Alkisah, pada zaman dahulu, terdapat dua jenis kerajaan awan yang sama kuatnya. Kerajaan-kerajaan ini bernama Kerajaan Awan Putih dan Kerajaan Awan Hitam. Yang dipimpin oleh kedua raja maha agung. Yang namanya terkenal di telinga para hewan bumi. Sayangnya, mereka semua saling bermusuhan.
“Hai kaumku!” seru Raja Awan Putih. “Kerajaan Awan Hitam merupakan tempatnya kesedihan! Empunyanya badai dan petir ganas! Karena itu, jauhilah mereka!” demikian koarnya.
Pidato Raja Awan Hitam tak jauh berbeda. “Kaum-kaumku sekalian! Kerajaan Awan Putih selalu menindas kita sebagai Kaum Awan Hitam! Jauhilah mereka! Mereka tempatnya terik matahari yang membuat siang terasa panas” demikian ia bersuara.
Semakin hari, permusuhan antara Kerajaan Awan Putih dan Awan Hitam semakin sengit. Mereka saling menjatuhkan satu sama lain. Akhirnya, burung kutilang mempermasalahkan masalah ini di pengadilan langit. “Oh, tuanku, lihatlah mereka, semakin hari, semakin besarlah api dendamnya, padahal mereka sama-sama dilahirkan dari air” adunya.

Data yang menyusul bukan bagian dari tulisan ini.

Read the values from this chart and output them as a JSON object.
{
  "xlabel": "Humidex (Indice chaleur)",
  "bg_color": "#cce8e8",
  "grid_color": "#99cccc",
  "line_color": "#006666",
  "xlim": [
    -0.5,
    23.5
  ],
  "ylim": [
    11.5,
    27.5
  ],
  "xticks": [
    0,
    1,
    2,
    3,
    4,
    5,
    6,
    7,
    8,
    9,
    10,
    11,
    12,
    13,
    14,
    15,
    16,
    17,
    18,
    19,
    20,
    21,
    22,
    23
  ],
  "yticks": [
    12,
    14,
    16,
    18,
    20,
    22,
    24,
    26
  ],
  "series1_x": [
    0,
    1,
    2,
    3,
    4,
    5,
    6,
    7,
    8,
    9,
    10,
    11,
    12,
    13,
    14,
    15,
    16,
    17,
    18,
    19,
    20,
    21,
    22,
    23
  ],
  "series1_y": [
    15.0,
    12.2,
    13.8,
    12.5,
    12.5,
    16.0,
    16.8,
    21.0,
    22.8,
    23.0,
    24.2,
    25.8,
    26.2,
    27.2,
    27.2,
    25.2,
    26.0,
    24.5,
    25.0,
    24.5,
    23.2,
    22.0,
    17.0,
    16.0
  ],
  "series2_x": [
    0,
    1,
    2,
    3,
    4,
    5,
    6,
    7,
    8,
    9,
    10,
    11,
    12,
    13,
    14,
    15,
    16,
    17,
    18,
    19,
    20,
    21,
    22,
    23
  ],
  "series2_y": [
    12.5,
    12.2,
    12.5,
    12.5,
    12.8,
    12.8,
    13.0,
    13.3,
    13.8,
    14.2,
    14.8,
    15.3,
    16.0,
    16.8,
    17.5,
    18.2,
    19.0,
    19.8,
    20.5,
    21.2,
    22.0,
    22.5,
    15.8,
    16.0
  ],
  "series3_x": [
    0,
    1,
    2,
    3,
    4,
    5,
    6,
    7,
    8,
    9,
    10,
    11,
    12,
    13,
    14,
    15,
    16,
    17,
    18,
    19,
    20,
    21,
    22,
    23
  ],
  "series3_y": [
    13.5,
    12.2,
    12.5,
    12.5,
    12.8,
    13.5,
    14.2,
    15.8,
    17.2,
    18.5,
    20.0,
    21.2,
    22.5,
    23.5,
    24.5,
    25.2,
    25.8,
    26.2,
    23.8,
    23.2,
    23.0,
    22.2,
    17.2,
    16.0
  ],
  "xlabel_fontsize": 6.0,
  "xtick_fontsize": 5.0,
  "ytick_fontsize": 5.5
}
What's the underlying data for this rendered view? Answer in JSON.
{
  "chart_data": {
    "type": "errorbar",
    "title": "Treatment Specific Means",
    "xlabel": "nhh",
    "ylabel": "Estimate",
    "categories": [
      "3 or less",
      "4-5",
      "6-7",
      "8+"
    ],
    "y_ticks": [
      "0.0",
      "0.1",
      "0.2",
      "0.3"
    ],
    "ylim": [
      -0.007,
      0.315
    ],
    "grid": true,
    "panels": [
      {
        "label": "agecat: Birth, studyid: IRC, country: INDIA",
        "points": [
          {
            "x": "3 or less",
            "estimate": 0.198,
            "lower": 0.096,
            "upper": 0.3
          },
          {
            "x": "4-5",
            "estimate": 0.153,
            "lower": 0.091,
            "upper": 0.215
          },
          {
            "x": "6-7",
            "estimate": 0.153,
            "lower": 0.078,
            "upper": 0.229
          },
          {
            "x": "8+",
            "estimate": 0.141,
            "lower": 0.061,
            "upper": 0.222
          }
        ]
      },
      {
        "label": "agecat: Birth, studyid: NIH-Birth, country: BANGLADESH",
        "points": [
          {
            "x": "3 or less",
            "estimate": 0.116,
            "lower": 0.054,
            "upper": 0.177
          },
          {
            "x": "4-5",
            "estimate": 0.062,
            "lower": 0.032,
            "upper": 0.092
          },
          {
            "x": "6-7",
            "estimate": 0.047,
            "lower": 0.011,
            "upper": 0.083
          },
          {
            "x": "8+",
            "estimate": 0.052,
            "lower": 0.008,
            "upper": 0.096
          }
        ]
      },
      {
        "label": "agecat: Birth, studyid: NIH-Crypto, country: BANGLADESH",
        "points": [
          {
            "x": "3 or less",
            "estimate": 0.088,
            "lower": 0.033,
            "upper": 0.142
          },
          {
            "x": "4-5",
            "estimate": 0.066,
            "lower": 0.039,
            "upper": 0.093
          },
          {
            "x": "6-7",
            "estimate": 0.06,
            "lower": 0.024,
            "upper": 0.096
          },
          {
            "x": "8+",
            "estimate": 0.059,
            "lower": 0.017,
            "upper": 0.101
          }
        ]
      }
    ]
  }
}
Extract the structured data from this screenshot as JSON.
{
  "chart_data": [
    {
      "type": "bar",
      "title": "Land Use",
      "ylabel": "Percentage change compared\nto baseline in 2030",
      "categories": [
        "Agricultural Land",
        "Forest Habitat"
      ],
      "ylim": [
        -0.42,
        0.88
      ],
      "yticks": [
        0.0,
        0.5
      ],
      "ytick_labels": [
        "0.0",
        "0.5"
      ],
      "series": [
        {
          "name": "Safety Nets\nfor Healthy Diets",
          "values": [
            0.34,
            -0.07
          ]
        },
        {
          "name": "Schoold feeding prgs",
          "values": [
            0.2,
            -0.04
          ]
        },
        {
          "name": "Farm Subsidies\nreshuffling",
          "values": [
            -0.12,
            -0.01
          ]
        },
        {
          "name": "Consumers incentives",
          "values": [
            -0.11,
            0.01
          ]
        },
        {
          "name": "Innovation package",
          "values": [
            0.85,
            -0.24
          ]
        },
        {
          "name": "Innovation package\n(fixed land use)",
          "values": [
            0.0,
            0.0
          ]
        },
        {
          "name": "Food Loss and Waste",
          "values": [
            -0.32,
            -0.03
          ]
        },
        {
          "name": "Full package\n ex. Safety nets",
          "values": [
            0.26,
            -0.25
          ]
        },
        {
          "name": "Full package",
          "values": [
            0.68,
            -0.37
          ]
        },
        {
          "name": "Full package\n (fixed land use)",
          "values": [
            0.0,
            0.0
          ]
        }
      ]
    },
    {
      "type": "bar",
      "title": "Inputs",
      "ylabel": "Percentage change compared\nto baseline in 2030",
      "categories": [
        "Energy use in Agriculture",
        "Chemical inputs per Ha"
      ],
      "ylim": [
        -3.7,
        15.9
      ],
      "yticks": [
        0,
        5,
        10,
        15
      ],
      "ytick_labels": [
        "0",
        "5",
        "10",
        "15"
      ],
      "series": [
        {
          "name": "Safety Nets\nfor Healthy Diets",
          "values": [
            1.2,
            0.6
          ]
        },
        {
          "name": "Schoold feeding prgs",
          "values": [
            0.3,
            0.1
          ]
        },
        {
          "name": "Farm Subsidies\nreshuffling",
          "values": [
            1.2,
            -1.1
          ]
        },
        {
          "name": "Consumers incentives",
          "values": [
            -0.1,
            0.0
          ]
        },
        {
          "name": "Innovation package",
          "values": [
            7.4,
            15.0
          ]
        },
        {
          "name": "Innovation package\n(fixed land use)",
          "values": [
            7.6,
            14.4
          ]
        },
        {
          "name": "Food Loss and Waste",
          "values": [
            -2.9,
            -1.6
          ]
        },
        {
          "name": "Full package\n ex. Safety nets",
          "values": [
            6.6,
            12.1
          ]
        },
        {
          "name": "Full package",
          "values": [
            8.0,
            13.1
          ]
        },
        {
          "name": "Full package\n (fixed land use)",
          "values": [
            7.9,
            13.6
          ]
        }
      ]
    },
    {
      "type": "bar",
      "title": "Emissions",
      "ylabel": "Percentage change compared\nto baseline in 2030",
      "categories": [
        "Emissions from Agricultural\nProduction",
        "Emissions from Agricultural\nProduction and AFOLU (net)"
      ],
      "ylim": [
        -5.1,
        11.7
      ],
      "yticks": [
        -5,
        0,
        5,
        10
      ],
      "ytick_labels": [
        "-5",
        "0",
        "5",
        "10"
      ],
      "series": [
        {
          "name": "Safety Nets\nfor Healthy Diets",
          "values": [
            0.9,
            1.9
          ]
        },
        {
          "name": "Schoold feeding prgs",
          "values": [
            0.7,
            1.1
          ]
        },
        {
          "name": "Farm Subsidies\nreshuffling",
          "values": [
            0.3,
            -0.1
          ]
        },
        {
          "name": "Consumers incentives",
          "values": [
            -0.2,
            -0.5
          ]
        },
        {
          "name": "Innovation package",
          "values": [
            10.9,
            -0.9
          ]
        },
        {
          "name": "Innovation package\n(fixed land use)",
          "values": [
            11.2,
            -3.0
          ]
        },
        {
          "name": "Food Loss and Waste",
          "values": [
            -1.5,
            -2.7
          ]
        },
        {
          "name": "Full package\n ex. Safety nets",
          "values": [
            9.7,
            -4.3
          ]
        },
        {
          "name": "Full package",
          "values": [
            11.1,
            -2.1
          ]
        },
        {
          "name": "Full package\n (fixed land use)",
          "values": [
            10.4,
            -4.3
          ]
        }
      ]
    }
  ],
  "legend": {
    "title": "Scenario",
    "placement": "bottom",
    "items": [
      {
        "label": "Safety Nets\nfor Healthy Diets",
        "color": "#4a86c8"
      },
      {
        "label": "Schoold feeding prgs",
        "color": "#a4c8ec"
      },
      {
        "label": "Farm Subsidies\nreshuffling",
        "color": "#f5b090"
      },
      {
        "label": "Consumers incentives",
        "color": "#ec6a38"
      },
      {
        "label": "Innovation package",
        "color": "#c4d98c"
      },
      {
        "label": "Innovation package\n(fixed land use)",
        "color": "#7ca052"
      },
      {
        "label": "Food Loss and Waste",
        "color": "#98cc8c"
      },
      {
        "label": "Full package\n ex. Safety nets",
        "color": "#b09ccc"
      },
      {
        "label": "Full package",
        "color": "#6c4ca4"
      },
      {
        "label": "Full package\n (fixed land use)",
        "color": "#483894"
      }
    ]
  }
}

Tak di sangka, Sang Bijak telah lama sakit. Sehingga anaknya yang tak acap keputusan terpaksa menangani kasus ini hingga ditemukan pengganti yang baru. “Baiklah, ajaklah mereka bertemu pada sore hari. Yang di mana pertengahan dingin dan panas. Di sini” ujarnya memutuskan. Ia hanya ingin mencari suasana teduh yang menyejukkan. “Baiklah, tuanku” Kutilang pergi menemui kedua pihak.
Ia dan Burung kakaktua memberikan selebaran jamuan teh bagi mereka para raja. Mereka tahu benar para raja awan amat menyukai teh hangat. Selain itu, mereka tak akan datang jikalau ia berkata tentang sidang langit. “Tuanku, kumohon hadirilah jamuan teh sore kami. Kami mengundang semua penghuni langit untuk memeriahkan suasana” rayu si kakaktua. Demikian pula si kutilang, ia melantunkan sebaris pantun dengan suara merdunya. Kedua kerajaan menyanggupi. Teh hangat? Bukankah itu tak bisa ditolak? “Aneh juga, jamuan teh diadakan di pengadilan?” Dahi sang raja awan hitam mengerut. “Tentu saja, ini akan sangat meriah” Kakaktua meyakinkannya. “Baiklah”
Tibalah saat yang di tunggu-tunggu. Raja awan putih dan hitam dipisahkan tempat tunggunya. Ditutup matanya, dan dikawal pengawalan ketat. “Perang merupakan jalan yang terbaik” Yang Mulia memutuskan. “Apa kau serius?” Kutilang membulatkan matanya.